Question

The question given below consists of a question and two statements numbered I and II. You have to decide whether the data provided in the statements is sufficient to answer the question. Read both statements and answer accordingly.
What is the product of x and y?
Statement I. Both x and y are consecutive even multiples of 32.
Statement II. The LCM of x and y is 3584.

• A. The data in both statements I and II together is necessary to answer the question.
• B. The data either in Statement I alone or in Statement II alone is sufficient to answer the question.
• C. The data in both statements I and II together is not sufficient to answer the question.
• D. The data in Statement II alone is sufficient to answer the question, while the data in Statement I alone is not sufficient to answer the question.
• E. The data in Statement I alone is sufficient to answer the question, while the data in Statement II alone is not sufficient to answer the question.

Answer 1

The Correct Option is A

Statement I: Both \(x\) and \(y\) are consecutive even multiples of \(32\).
So, if \(x = 32(2k) = 64k\), then \(y = 32(2k + 2) = 64(k + 1)\)
Product of x and \(y = 64k(64k + 64) = 4096k(k + 1)\)
We do not know the value of \(‘k’\), so we cannot find the product.
Thus, Statement I alone is not sufficient to answer the question.
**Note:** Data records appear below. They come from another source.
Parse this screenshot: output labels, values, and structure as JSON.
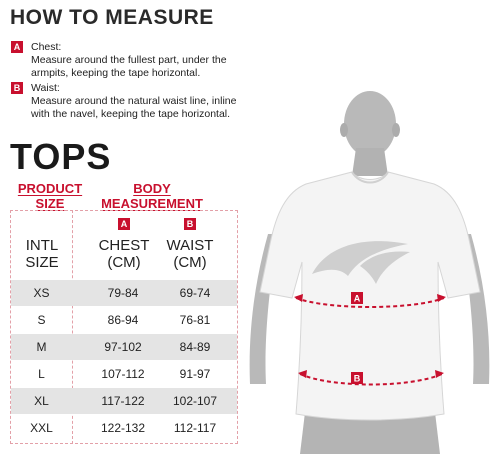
{
  "header": {
    "title": "HOW TO MEASURE"
  },
  "legend": [
    {
      "badge": "A",
      "label": "Chest:",
      "lines": [
        "Measure around the fullest part, under the",
        "armpits, keeping the tape horizontal."
      ]
    },
    {
      "badge": "B",
      "label": "Waist:",
      "lines": [
        "Measure around the natural waist line, inline",
        "with the navel, keeping the tape horizontal."
      ]
    }
  ],
  "section_title": "TOPS",
  "table": {
    "product_size_header": [
      "PRODUCT",
      "SIZE"
    ],
    "body_measurement_header": [
      "BODY",
      "MEASUREMENT"
    ],
    "columns": [
      {
        "badge": "",
        "line1": "INTL",
        "line2": "SIZE"
      },
      {
        "badge": "A",
        "line1": "CHEST",
        "line2": "(CM)"
      },
      {
        "badge": "B",
        "line1": "WAIST",
        "line2": "(CM)"
      }
    ],
    "rows": [
      {
        "size": "XS",
        "chest": "79-84",
        "waist": "69-74"
      },
      {
        "size": "S",
        "chest": "86-94",
        "waist": "76-81"
      },
      {
        "size": "M",
        "chest": "97-102",
        "waist": "84-89"
      },
      {
        "size": "L",
        "chest": "107-112",
        "waist": "91-97"
      },
      {
        "size": "XL",
        "chest": "117-122",
        "waist": "102-107"
      },
      {
        "size": "XXL",
        "chest": "122-132",
        "waist": "112-117"
      }
    ]
  },
  "figure": {
    "chest_marker": "A",
    "waist_marker": "B"
  },
  "colors": {
    "accent": "#c8102e",
    "row_shade": "#e4e4e4",
    "shirt": "#f4f4f4",
    "body": "#b9b9b9"
  }
}
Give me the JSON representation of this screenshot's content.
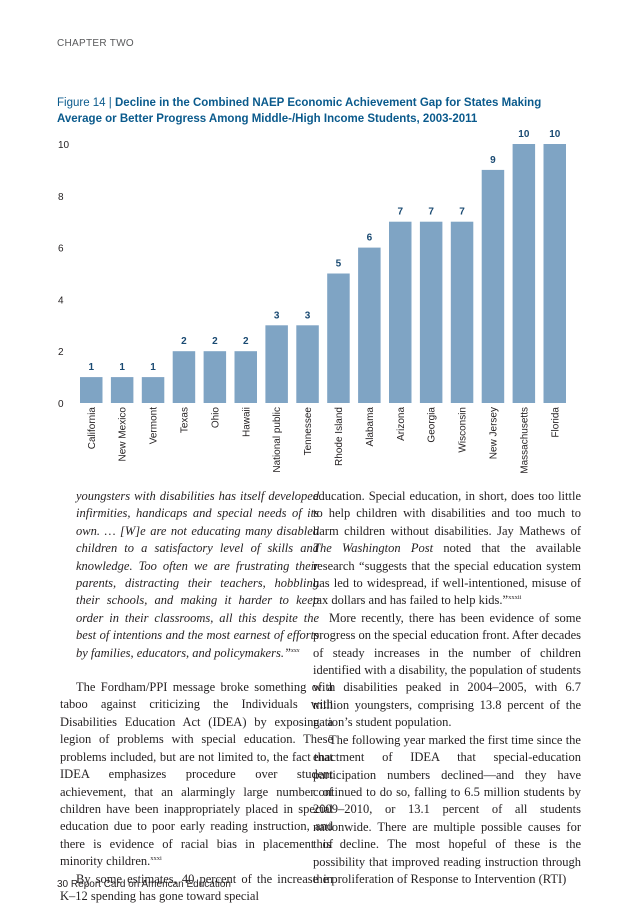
{
  "header": {
    "chapter_label": "CHAPTER TWO"
  },
  "figure": {
    "label": "Figure 14",
    "separator": "|",
    "title": "Decline in the Combined NAEP Economic Achievement Gap for States Making Average or Better Progress Among Middle-/High Income Students, 2003-2011"
  },
  "chart_data": {
    "type": "bar",
    "categories": [
      "California",
      "New Mexico",
      "Vermont",
      "Texas",
      "Ohio",
      "Hawaii",
      "National public",
      "Tennessee",
      "Rhode Island",
      "Alabama",
      "Arizona",
      "Georgia",
      "Wisconsin",
      "New Jersey",
      "Massachusetts",
      "Florida"
    ],
    "values": [
      1,
      1,
      1,
      2,
      2,
      2,
      3,
      3,
      5,
      6,
      7,
      7,
      7,
      9,
      10,
      10
    ],
    "data_labels": [
      "1",
      "1",
      "1",
      "2",
      "2",
      "2",
      "3",
      "3",
      "5",
      "6",
      "7",
      "7",
      "7",
      "9",
      "10",
      "10"
    ],
    "yticks": [
      "0",
      "2",
      "4",
      "6",
      "8",
      "10"
    ],
    "ylim": [
      0,
      10
    ],
    "grid": false,
    "bar_color": "#7fa4c4",
    "label_color": "#1a4a72"
  },
  "body": {
    "left_quote": "youngsters with disabilities has itself developed infirmities, handicaps and special needs of its own. … [W]e are not educating many disabled children to a satisfactory level of skills and knowledge. Too often we are frustrating their parents, distracting their teachers, hobbling their schools, and making it harder to keep order in their classrooms, all this despite the best of intentions and the most earnest of efforts by families, educators, and policymakers.”",
    "left_quote_note": "xxx",
    "left_p1": "The Fordham/PPI message broke something of a taboo against criticizing the Individuals with Disabilities Education Act (IDEA) by exposing a legion of problems with special education. These problems included, but are not limited to, the fact that IDEA emphasizes procedure over student achievement, that an alarmingly large number of children have been inappropriately placed in special education due to poor early reading instruction, and there is evidence of racial bias in placement of minority children.",
    "left_p1_note": "xxxi",
    "left_p2": "By some estimates, 40 percent of the increase in K–12 spending has gone toward special",
    "right_p1_a": "education. Special education, in short, does too little to help children with disabilities and too much to harm children without disabilities. Jay Mathews of ",
    "right_p1_pub": "The Washington Post",
    "right_p1_b": " noted that the available research “suggests that the special education system has led to widespread, if well-intentioned, misuse of tax dollars and has failed to help kids.”",
    "right_p1_note": "xxxii",
    "right_p2": "More recently, there has been evidence of some progress on the special education front. After decades of steady increases in the number of children identified with a disability, the population of students with disabilities peaked in 2004–2005, with 6.7 million youngsters, comprising 13.8 percent of the nation’s student population.",
    "right_p3": "The following year marked the first time since the enactment of IDEA that special-education participation numbers declined—and they have continued to do so, falling to 6.5 million students by 2009–2010, or 13.1 percent of all students nationwide. There are multiple possible causes for this decline. The most hopeful of these is the possibility that improved reading instruction through the proliferation of Response to Intervention (RTI)"
  },
  "footer": {
    "page_number": "30",
    "publication": "Report Card on American Education"
  }
}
Statement II: The LCM of x and \(y\) is \(3584\).
Let x and \(y\) be \(‘ha’\) and \(‘hb’\), respectively, where \(‘h’\) is the \(HCF\) of \(x\) and \(y\), and \(‘a’\) and \(‘b’\) are co-primes.
Thus, \(hab = 3584\)
Product of \(x\) and \(y\) = \(ha(hb) = h^2(ab) = 3584\;h\)
We do not know the value of \(‘h’\), so we cannot find the product of \(x\) and \(y\).
Using statements I and II together,
\(LCM \) of \(x\) and \(y\) = \(64k(k + 1) = 3584\)
or, \(k(k + 1) = 56\)
or, \(k = 7\)
Now, the product of \(x\) and \(y\), i.e., \(4096k(k + 1)\) can be calculated.
Thus, both the statements are necessary to answer the question.

Hence, option \(A\) is the correct answer.